Le barman dégaine l’arme ultime à même de faire fuir la clientèle sensible : la musique déprimante à souhait qui sonne le glas des soirées agréables, vrille les cerveaux et fait remonter les souvenirs douloureux. L’horloge du bar affiche presque deux heures du matin. Dans les enceintes, Jeff Buckley chante Lilac Wine avec son éternelle voix d’ange.
When I think more than I want to think / Do things I never should do / I drink much more that I ought to drink / Because it brings me back you
(Quand je pense plus que je ne le devrais
Je fais des choses que je ne devrais pas faire
Je bois plus que je ne le devrais
Parce que ça me ramène à toi).
J’essaye de ne pas prêter attention aux paroles tout en me disant qu’il a bien fait de mourir jeune cet imbécile. Qui sait ce qu’il aurait pu chanter avec quelques années et de nombreuses désillusions de plus. Je me sers un dernier et inutile verre d’alcool fort. Je jette un rapide coup d’œil autour de moi. La clientèle encore debout qui renâcle à l’idée de quitter les lieux. Nathalie. Paul.
Machinalement, je sors mon téléphone mobile de ma poche. Appels en absence, messages. Je consulte ma messagerie vocale. J’efface au gré de mon désintérêt. Alice m’indique qu’elle a laissé ses enfants chez sa belle-mère (Paul ne les ayant pas réclamés, elle se demande « ce qu’il a dans la tête »), qu’elle devrait me rejoindre dans quelques minutes et qu’elle m’embrasse tendrement.
Nathalie revient vers moi pendant que Paul titube vers la sortie. Je raccroche.
– Ne cherche plus à me revoir, me dit-elle.
Je n’en avais pas l’intention. Mais je ne le lui dis pas. J’ai peur d’ajouter un sarcasme de plus. J’esquisse simplement un sourire.
– Tu ne dis rien ? C’est rare.
Que pourrais-je dire qui ne sonne pas faux ? Rien ne me vient à l’esprit. J’entrouvre la bouche. Fort heureusement, Nathalie pose un doigt sur mes lèvres.
– Tais-toi, tu vas dire une bêtise. Je préfère partir sur ton sourire idiot. Je l’aimais bien celui-là.
Elle tourne les talons, passe la porte, dépasse Paul qui tente de la rattraper maladroitement. Je les regarde s’éloigner sur le trottoir.
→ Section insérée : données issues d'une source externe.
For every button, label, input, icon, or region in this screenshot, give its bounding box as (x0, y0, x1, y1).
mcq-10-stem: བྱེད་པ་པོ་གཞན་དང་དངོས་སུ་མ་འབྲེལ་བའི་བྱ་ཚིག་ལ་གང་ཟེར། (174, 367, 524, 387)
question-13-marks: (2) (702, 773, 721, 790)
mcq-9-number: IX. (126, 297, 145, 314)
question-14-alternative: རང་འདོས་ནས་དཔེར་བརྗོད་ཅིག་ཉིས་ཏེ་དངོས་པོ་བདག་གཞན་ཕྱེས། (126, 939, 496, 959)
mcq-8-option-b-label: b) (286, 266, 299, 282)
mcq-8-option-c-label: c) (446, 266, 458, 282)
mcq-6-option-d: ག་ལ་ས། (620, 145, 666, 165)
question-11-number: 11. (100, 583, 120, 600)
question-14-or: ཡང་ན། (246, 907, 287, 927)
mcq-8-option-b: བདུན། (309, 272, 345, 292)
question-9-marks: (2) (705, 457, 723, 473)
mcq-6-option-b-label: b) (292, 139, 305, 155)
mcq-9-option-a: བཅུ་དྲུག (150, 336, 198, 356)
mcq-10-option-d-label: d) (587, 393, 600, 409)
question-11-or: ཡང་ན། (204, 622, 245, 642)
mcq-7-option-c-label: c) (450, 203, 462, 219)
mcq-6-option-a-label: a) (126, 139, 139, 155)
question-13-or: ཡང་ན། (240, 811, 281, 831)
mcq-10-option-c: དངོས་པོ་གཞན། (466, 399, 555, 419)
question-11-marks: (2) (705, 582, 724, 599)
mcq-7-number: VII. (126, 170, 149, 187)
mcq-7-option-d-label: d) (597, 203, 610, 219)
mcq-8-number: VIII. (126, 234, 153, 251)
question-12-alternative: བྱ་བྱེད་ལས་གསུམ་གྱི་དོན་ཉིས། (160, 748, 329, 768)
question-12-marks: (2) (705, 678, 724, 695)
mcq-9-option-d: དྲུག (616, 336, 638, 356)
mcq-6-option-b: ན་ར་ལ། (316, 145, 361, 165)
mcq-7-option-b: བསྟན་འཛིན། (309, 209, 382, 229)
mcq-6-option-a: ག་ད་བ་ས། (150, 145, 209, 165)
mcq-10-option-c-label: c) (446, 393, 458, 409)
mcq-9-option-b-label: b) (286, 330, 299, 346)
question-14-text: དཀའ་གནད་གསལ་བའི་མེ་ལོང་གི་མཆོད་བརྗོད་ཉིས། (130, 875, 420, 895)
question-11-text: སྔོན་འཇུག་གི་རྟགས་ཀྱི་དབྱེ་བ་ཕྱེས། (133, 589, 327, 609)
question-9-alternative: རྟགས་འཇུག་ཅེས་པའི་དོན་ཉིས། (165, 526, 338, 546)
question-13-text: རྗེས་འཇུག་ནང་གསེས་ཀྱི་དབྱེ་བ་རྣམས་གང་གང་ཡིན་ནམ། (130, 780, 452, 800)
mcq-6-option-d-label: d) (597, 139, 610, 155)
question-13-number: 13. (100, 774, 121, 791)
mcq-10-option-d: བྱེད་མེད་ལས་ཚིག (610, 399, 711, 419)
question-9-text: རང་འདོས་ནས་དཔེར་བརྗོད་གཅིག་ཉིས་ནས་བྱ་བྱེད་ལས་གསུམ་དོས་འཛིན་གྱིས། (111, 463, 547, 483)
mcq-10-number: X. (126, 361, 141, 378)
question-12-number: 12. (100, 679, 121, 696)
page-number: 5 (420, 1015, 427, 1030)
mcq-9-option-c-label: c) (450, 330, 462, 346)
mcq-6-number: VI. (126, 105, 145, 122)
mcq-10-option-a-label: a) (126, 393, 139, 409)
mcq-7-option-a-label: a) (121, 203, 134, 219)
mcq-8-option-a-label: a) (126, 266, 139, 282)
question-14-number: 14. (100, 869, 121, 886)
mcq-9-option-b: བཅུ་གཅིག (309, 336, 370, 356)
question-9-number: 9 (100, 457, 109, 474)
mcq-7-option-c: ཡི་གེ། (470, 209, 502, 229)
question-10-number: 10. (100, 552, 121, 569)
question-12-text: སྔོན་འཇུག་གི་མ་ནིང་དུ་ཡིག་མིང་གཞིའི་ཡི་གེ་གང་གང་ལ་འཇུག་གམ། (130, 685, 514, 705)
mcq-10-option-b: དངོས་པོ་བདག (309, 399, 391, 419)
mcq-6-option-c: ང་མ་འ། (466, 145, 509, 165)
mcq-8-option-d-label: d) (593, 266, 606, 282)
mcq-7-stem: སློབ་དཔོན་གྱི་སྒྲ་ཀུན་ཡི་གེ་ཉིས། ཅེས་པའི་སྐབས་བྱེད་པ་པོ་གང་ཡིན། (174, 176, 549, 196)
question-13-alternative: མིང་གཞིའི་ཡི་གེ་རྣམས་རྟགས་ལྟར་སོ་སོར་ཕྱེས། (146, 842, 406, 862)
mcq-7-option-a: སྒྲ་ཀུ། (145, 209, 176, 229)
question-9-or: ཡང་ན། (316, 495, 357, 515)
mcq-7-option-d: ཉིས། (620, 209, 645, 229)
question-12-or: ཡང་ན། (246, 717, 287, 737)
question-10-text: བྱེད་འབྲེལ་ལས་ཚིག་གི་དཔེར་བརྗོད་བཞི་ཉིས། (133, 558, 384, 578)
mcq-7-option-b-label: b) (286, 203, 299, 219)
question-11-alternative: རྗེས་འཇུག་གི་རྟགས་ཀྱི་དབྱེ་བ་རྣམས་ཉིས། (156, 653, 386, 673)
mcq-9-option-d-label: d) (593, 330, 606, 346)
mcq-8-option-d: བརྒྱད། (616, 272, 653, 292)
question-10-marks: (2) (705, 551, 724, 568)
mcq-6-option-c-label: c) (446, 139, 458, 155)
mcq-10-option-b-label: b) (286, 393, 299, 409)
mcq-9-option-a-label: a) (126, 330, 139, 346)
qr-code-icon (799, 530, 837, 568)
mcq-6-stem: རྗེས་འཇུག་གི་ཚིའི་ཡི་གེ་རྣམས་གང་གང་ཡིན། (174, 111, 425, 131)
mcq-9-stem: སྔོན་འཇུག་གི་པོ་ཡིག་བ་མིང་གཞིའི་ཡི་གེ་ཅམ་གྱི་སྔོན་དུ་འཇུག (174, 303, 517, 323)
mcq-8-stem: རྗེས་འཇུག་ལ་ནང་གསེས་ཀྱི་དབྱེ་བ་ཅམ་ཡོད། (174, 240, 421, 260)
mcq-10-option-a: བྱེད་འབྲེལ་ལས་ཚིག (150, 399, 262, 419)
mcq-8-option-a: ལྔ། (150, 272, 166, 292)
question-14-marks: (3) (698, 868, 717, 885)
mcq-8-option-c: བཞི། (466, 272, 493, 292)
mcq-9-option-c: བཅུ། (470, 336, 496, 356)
Les minutes passent. Je m’efface. Je n’arrive pas à me décider à sortir à mon tour. Je ne veux pas les voir partir bras dessus bras dessous. Je n’en n’ai pas envie. Il est temps de trouver le courage de parcourir les quelques centaines de mètres qui me séparent de chez moi, où Alice doit déjà m’attendre ou être sur le point d’arriver au volant de ma voiture. Le carillon ridicule qui m’avertit très fort que j’ai reçu un SMS (deux, en fait) me tire de mes pensées. Un service payant possédant un vrai sens de l’à-propos me propose un nouveau moyen « simple et efficace pour rencontrer les femmes les plus sexy de ma région ». Alice m’annonce qu’elle a réussi à se garer et attend dans la voiture parce qu’un type hirsute et assez mal habillé est en train de téléphoner tout en urinant sur la porte de mon immeuble. J’efface tout. La sonnerie de mon téléphone retentit à nouveau. C’est Paul. Je réponds.
« Allo, c’est Paul. Nathalie part définitivement s’installer à New York. Je suis en bas de chez toi. Il faut qu’on parle ».
Tout ce qui s’est passé cette nuit-là a été d’une banalité affligeante. D’une consternante évidence. Tout ce qui précède n’a aucune importance.
C’est à ce moment précis que je suis me suis mis à courir.